Kaldırdığı kupayı tekrar yerine koyup üstüne kısa bir süre göz atan Jeong 'Şey galiba haklısın' dedi ve ayağa kalkıp odasına giyinmeye gitti. Holdinge gitmek için hazırlandıktan sonra aşağı indiğinde Yuhwa'yı görememişti. Arabasının anahtarlarını alıp hızla dışarı çıktı, o sırada büyük demir kapıdan çıkmak üzere olan Yuhwa'yı fark edince koşup yetişti.
Biranda kolundan tutulup çekilmesiyle neye uğradığını şaşıran Yuhwa kulaklığını ve şapkasını çıkarıp şaşkın gözlerle Jeong'a baktı. Jeong'un 'Nereye gidiyorsun?' sorusuna sakin bir şekilde 'Şirkete' diye cevap veren Yuhwa, gözlerini kocasının o ışıl ışıl gözlerine dikmişti.
'İkimizde aynı yere gidiyoruz, neden beklemiyorsun?' Bu sorudan çok sitem gibiydi.
'Şey sadece yürümek iyi geliyor'
'Bu yağmurda mı? Saçmalama metroya kadar yürüsen bile sırılsıklam olursun'
Ellerini yana açıp gülerek 'Şimdi olduğu gibi mi?' diye soran Yuhwa, Jeong'un da gülmesine neden olmuştu.

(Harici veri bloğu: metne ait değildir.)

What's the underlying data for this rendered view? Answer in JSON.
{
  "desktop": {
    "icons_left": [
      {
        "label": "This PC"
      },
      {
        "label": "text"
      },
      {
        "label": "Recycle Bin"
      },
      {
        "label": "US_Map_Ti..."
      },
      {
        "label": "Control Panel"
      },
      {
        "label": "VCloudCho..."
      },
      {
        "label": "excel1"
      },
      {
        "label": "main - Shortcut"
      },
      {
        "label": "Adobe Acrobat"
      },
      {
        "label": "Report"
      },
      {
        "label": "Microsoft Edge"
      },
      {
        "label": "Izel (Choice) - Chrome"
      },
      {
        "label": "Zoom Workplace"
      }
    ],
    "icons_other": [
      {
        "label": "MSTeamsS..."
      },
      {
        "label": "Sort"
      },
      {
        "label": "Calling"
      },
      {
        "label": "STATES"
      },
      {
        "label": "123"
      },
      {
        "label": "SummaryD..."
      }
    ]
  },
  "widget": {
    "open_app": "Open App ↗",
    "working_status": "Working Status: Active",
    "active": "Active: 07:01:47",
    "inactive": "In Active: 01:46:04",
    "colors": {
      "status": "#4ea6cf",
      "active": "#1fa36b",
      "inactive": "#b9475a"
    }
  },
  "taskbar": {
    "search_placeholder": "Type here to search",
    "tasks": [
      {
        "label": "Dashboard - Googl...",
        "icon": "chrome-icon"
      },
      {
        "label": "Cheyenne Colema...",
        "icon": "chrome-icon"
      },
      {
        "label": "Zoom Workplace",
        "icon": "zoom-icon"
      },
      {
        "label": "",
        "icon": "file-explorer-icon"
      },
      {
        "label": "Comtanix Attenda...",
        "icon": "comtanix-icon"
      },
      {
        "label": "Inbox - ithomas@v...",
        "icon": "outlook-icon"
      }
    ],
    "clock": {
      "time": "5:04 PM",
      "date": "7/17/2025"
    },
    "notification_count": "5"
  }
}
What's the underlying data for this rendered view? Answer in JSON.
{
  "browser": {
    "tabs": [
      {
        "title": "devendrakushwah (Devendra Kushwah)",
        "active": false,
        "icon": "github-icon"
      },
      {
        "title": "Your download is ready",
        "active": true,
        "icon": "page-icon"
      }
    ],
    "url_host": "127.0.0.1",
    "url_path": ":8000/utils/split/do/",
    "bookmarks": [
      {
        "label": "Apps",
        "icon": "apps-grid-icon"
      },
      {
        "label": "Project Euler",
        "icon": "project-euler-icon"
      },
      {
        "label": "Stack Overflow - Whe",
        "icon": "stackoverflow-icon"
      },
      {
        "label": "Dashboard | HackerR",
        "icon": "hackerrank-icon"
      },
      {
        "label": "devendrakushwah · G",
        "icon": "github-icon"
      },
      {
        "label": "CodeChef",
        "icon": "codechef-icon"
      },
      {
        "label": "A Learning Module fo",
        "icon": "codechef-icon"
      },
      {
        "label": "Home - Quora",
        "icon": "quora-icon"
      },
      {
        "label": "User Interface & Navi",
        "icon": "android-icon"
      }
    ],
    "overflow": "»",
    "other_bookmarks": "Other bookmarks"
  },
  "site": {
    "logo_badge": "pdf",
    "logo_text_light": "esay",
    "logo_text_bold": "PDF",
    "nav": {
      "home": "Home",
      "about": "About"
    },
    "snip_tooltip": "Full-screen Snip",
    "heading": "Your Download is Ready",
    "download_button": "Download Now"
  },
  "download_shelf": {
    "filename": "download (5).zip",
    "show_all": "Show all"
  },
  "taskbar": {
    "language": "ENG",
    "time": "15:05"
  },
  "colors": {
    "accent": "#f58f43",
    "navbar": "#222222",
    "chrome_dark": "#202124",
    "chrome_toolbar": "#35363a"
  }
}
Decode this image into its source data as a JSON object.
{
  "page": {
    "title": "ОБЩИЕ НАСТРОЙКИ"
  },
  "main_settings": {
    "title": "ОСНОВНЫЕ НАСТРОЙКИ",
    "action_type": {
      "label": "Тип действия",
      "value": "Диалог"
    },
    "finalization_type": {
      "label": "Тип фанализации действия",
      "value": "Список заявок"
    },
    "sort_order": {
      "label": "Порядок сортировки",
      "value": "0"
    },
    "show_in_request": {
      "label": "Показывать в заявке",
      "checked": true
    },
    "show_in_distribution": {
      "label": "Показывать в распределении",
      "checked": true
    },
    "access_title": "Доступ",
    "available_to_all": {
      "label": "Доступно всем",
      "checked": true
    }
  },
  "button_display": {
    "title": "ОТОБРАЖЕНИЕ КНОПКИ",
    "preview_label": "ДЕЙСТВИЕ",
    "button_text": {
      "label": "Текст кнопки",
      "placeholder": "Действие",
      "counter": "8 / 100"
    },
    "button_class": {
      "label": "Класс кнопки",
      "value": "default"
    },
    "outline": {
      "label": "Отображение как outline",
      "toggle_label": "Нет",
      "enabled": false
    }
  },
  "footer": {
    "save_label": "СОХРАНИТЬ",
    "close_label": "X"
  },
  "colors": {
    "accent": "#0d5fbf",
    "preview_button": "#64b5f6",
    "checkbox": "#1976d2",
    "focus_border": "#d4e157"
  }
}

'Af edersin' dedikten sonra karısının elinden tuttuğu gibi peşinden sürükledi, garaja girince dönüp ona baktı. 'Hangisini seviyorsun?'
Şaşkınlıkla önünde duran 3 canavarı gözden geçiren Yuhwa ne diyeceğini bilemedi.
Jeong yüzündeki güzel gülümsemeyle karısının yanına geldi, elini beline sarıp 'Şaşıracak ne var? Seç işte birini' dedi. Gerçi cebinde RangeRover'ın anahtarı vardı ama diğerlerinin ki de nasıl olsa üstündeydi.
'Sizin için de uygunsa' diyerek RangeRover'ı işaret eden Yuhwa jip sevgisinin motor sevgisinden çok daha ağır bastığına bir kez daha emin olmuştu.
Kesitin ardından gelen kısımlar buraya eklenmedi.